As with any supplementation, moderation is important. High doses of supplemental zinc can interfere with copper utilization. This imbalance in copper can lead to impaired metabolism of iron because iron cannot be transported or utilized without copper. Therefore a copper deficiency results in iron deficiency anemia. High levels of zinc, iron, calcium and manganese interfere with copper absorption. Deficiencies in copper can result in auditory hallucinations, depression and may contribute to binge and purge eating disorders.
The copper RDA for adults is 0.9 mg daily. A slightly higher amount is recommended during pregnancy, and 1.3 mg daily is recommended for mothers who breast-feed. A high copper intake adversely effects zinc absorption, and thus dosage recommendations for copper consider dosages for zinc. The optimal ratio of zinc to copper is 10:1 or 10 milligrams of zinc to 1 milligram of copper.
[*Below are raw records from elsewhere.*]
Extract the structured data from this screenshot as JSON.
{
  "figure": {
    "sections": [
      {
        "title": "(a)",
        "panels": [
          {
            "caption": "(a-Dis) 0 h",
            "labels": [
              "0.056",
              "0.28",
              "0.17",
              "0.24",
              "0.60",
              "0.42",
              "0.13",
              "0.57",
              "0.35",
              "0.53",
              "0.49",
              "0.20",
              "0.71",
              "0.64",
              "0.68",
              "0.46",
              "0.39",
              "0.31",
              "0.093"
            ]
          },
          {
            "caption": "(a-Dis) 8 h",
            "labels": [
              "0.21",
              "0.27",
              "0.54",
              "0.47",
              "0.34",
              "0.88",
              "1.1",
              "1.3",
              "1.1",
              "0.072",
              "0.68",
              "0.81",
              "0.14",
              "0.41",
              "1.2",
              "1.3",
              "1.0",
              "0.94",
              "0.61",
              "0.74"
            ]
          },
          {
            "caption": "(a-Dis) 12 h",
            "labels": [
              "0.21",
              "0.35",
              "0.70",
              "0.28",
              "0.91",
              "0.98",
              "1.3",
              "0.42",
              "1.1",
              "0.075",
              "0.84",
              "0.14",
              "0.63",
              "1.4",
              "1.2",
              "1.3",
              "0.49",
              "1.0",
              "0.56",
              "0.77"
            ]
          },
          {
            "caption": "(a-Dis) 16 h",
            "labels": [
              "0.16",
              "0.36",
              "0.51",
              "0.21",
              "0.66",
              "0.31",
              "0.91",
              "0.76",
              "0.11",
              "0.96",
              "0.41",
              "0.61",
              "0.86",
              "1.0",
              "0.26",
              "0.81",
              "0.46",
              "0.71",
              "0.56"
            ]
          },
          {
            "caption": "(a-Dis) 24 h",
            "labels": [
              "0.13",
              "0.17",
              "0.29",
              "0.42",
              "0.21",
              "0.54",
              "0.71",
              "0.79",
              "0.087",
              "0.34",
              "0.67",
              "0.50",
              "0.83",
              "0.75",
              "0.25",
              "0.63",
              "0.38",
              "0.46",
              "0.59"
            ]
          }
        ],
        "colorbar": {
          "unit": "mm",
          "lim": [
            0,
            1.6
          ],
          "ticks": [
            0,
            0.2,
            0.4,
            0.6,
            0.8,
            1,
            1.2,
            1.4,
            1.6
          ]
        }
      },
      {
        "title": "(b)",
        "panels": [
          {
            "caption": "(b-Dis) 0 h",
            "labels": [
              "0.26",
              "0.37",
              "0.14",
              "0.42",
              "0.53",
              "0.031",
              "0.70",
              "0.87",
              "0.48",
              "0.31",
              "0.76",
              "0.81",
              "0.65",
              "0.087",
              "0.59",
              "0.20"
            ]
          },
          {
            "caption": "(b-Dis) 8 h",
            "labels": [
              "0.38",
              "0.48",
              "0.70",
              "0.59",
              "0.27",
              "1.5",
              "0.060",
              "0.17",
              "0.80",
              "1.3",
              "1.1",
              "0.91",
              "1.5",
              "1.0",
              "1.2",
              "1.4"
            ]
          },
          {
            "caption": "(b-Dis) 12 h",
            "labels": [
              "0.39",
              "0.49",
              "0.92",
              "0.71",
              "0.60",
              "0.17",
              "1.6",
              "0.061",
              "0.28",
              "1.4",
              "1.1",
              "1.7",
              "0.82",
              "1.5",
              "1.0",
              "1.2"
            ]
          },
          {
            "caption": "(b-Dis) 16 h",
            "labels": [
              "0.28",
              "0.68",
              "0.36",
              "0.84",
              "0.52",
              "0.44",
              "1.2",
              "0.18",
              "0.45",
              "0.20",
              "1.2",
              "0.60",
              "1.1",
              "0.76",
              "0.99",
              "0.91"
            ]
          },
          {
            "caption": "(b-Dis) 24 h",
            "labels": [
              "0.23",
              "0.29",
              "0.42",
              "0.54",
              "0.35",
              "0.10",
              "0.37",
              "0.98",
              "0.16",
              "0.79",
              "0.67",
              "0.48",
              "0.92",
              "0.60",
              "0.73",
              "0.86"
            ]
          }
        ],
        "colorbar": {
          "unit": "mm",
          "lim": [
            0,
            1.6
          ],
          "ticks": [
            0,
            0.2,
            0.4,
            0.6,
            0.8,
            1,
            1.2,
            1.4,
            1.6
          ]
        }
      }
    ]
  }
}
Copper excess is seen in Wilson's disease, a condition that leads to serious liver damage. According to recent USDA surveys, the average intake of copper by women 19 to 50 years of age was about 1 milligram, and men of the same age was about 1.6 milligrams. For women, this amount is less than the 1.5- to 3-milligram range of Estimated Safe and Adequate Daily Dietary Intakes recommended by the Food and Nutrition Board of the National Academy of Sciences. Shellfish, legumes and nuts are good sources of copper.
Calcium is another mineral that can interfere with absorption of iron. Dairy products or supplements with more than 300 milligrams of calcium can diminish iron absorption. Calcium in amount of 600 milligrams or more can impair the absorption of heme iron. One cup of skimmed milk contains about 300 milligrams of calcium.